Estah V. Tyler passed away August 15, 1939, and on August 23, 1939, Tyler filed an application for an order for the custody of said child. The court granted said order, ex parte, but before the same was executed by the sheriff, vacated said order, and set Tyler's application for trial. The maternal grandparents of said child intervened by petition, and on September 8 and 9, 1939, the issues thus formed were tried, wherein the application of the father was denied and the custody of said child was given to her grandparents.

The record reflects William G. Tyler and Estah Tyler were married October 15, 1932, and of said marriage one child, Lee Ann, was born. About one year prior to granting of divorce, on account of extreme cruelty and failure on the part of the husband to provide for the support of his wife and child, the wife was compelled to take her baby and go to the home of her parents. She obtained employment and, with the assistance of her father, provided for herself and child until the divorce was granted, the husband failing to provide for either of them during this period of time.

After the divorce was granted, it was necessary, on two occasions, to call upon the husband and compel him to make the payments of child support as decreed by the court. Although he lived near the place where his child was staying, he failed to visit her for a period of from 60 to 80 days. There was testimony regarding the moral character of the father, evidence disclosing that he and a *Page 177 woman on one occasion pleaded guilty of having used a room for immoral purposes.

The trial court held that it was for the best interest of the child that it be left with its grandparents.

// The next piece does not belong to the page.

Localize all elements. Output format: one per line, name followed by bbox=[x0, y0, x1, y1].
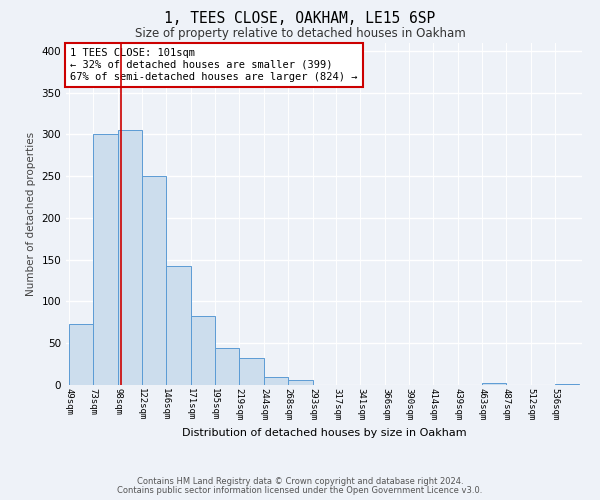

In this case it is not a question of taking the child away from her father; that was done some three years before, when, by his own fault, the custody was given to the mother, and during the last three years the child had been kept by the grandparents.

It is impossible for this court to lay down a hard and fast rule of law by which to decide each and every case of this nature, but it must always base its decision upon the facts and circumstances surrounding each particular case.

It would serve no useful purpose for us to engage in a discussion of additional facts as disclosed by the record. We hold, from all the facts and circumstances, that the father is shown to be an improper person with whom to place the care, custody, and training of his infant child as against the maternal grandparents, who are shown by this record to be fit and proper persons to rear and train said child.

Judgment affirmed.

RILEY, BAYLESS, GIBSON, HURST, DAVISON, and ARNOLD, JJ., concur. OSBORN, J., concurs in conclusion. WELCH, C. J., dissents.